The claim that Hassan Diab is the synagogue bomber flies in the face of these facts. In spreading this myth, Mr. Moed does considerable disservice to the less informed Canadian public. Among his misleading remarks is the following: “While Diab awaits the extradition to France to be processed, to serve his life sentence, he is employed by Carleton University to teach a course on […] social justice…” Here, the ambassador gives the impression that the extradition of Dr. Diab has been confirmed, that the Minister of Justice is poised on signing the extradition order, and that Dr. Diab is simply in purgatory awaiting his expulsion to France. Not so.

Since Dr. Diab’s date of conviction (April 21, 2023), Canada has not publicly acknowledged receipt of any extradition request. Had it received one and accepted it, Dr. Diab would have been the first to know, not Mr. Moed. And the fact is, even if an extradition request had been sent to Canada – something only the Ministry of Justice knows – no extradition request has been accepted to date. But Mr. Moed writes with overweening confidence, proclaiming that Dr. Diab’s fate has been sealed. If this is wishful thinking, it is also sheer disinformation.

The Court of Louis XIV:

By treating France’s judicial word – i.e., the 2023 conviction of Hassan Diab – as gospel, Mr. Moed and many others have genuflected before a medievalist institution. France’s Assize court is not a beacon of justice or rectitude. It represents a system of criminal law, resting on an antiquated legal prerogative known as “conviction intime”: a judge’s right to convict the accused without conclusive evidence, without a burden of proof. The result of this arbitrary judicial privilege can only be a travesty of justice. And the Diab Affair makes this plain. The Assize Court allowed French authorities to criminalize Dr. Diab, knowing that their defamatory act would scarcely be challenged.

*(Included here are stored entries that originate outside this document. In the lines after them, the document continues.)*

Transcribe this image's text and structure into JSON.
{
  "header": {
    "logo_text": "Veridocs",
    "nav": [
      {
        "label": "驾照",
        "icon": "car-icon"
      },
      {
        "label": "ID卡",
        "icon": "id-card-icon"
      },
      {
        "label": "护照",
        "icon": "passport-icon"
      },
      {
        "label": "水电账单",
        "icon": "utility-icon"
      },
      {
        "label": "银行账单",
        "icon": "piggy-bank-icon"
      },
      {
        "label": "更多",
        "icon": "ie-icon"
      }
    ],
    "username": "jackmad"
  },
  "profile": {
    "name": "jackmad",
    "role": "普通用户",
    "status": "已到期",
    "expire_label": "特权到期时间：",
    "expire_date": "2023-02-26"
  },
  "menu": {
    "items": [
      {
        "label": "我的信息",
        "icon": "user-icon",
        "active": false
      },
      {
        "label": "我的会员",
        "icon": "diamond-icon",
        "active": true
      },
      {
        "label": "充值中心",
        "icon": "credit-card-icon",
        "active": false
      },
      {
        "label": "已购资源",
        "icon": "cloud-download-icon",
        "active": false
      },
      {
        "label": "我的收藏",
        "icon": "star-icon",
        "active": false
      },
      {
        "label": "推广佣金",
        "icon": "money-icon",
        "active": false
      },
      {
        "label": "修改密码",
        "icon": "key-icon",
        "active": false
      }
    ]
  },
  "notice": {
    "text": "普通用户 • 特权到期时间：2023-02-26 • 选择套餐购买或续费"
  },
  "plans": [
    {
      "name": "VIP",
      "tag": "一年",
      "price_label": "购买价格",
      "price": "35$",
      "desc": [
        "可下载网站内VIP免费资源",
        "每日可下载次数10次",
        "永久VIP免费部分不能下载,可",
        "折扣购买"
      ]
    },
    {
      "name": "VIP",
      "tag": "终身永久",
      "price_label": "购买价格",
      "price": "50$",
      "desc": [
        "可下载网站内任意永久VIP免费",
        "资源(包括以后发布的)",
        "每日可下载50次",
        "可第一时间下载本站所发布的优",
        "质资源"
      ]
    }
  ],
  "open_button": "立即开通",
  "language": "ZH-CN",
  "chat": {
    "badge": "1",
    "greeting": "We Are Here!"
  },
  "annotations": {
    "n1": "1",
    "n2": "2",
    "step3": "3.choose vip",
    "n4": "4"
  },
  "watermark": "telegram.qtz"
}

The court’s “prestige” granted them immunity from public criticism.

Meanwhile, the slanderous tale used to criminalize Diab would fuel the lobby’s anti-Arab vengeance. And, predictably, Hassan Diab, his family, and the entirety of Carleton University would be smeared and subjected to an onslaught of psychological warfare – as was the case in November of 2024 and once again today.

The Canadian government’s obdurate silence is responsible for allowing a foreign state to interfere in its domestic politics. In their cowardly reticence and failure to condemn both France’s malfeasance and the defamatory conduct of the Israel Lobby, Mr. Trudeau, Arif Virani, and their associates have colluded in sacrificing a worthy and most noble Canadian citizen at the altar of corrupted power. •

Michelle Weinroth is a writer and teacher living in Ottawa.